Massgeblich zurückzuführen ist das Wachstum auf die Tierproduktion.
Proviande
Nach einer ersten Schätzung des Bundesinformationszentrums Landwirtschaft (BZL) summiert sich der Wert der heimischen Agrarproduktion in diesem Jahr auf insgesamt 76,8 Mrd. Euro (71,4 Mrd. Fr.). Das ist ein Zuwachs von 1,3 Mrd. Euro (1,21 Mrd. Fr.) beziehungsweise 1,7%.

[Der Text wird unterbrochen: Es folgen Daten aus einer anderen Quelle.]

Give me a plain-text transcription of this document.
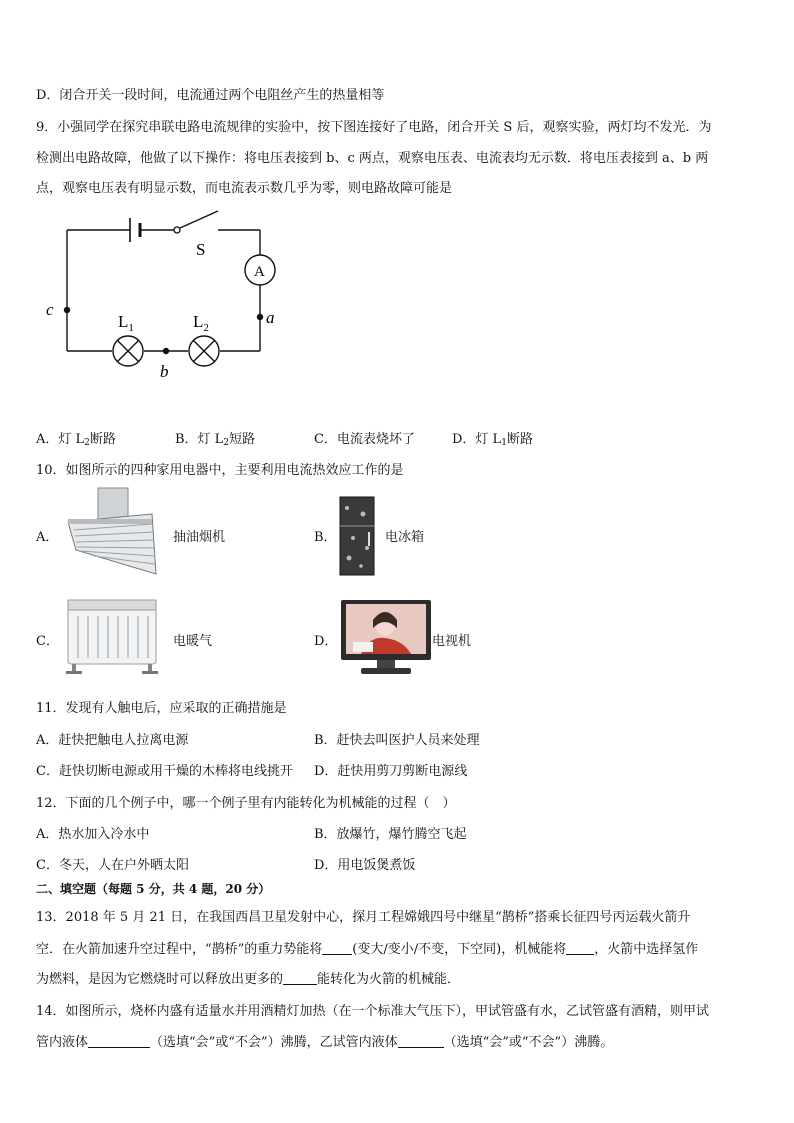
D．闭合开关一段时间，电流通过两个电阻丝产生的热量相等
9．小强同学在探究串联电路电流规律的实验中，按下图连接好了电路，闭合开关 S 后，观察实验，两灯均不发光．为
检测出电路故障，他做了以下操作：将电压表接到 b、c 两点，观察电压表、电流表均无示数．将电压表接到 a、b 两
点，观察电压表有明显示数，而电流表示数几乎为零，则电路故障可能是
S
A
$L_1$	$L_2$
a
b
c
A．灯 $L_2$断路	B．灯 $L_2$短路	C．电流表烧坏了	D．灯 $L_1$断路
10．如图所示的四种家用电器中，主要利用电流热效应工作的是
A．	抽油烟机	B．	电冰箱
C．	电暖气	D．	电视机
11．发现有人触电后，应采取的正确措施是
A．赶快把触电人拉离电源	B．赶快去叫医护人员来处理
C．赶快切断电源或用干燥的木棒将电线挑开 D．赶快用剪刀剪断电源线
12．下面的几个例子中，哪一个例子里有内能转化为机械能的过程（　）
A．热水加入冷水中	B．放爆竹，爆竹腾空飞起
C．冬天，人在户外晒太阳	D．用电饭煲煮饭
二、填空题（每题 5 分，共 4 题，20 分）
13．2018 年 5 月 21 日，在我国西昌卫星发射中心，探月工程嫦娥四号中继星“鹊桥”搭乘长征四号丙运载火箭升
空．在火箭加速升空过程中，“鹊桥”的重力势能将 (变大/变小/不变，下空同)，机械能将 ，火箭中选择氢作
为燃料，是因为它燃烧时可以释放出更多的	能转化为火箭的机械能．
14．如图所示，烧杯内盛有适量水并用酒精灯加热（在一个标准大气压下），甲试管盛有水，乙试管盛有酒精，则甲试
管内液体	（选填“会”或“不会”）沸腾，乙试管内液体	（选填“会”或“不会”）沸腾。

Starker Anstieg bei Rindern
Massgeblich zurückzuführen ist das Wachstum auf die Tierproduktion. Mit einem Produktionswert von 39,3 Mrd. Euro (36,6 Mrd. Fr.)steuerte die Veredlungswirtschaft erstmals mehr als die Hälfte, nämlich 51,1%, zum gesamten landwirtschaftlichen Produktionswert bei. Getragen wurde das Plus von gestiegenen Produzentenpreisen. Der Pflanzenbau verzeichnete hingegen einen Rückgang des Produktionswertes.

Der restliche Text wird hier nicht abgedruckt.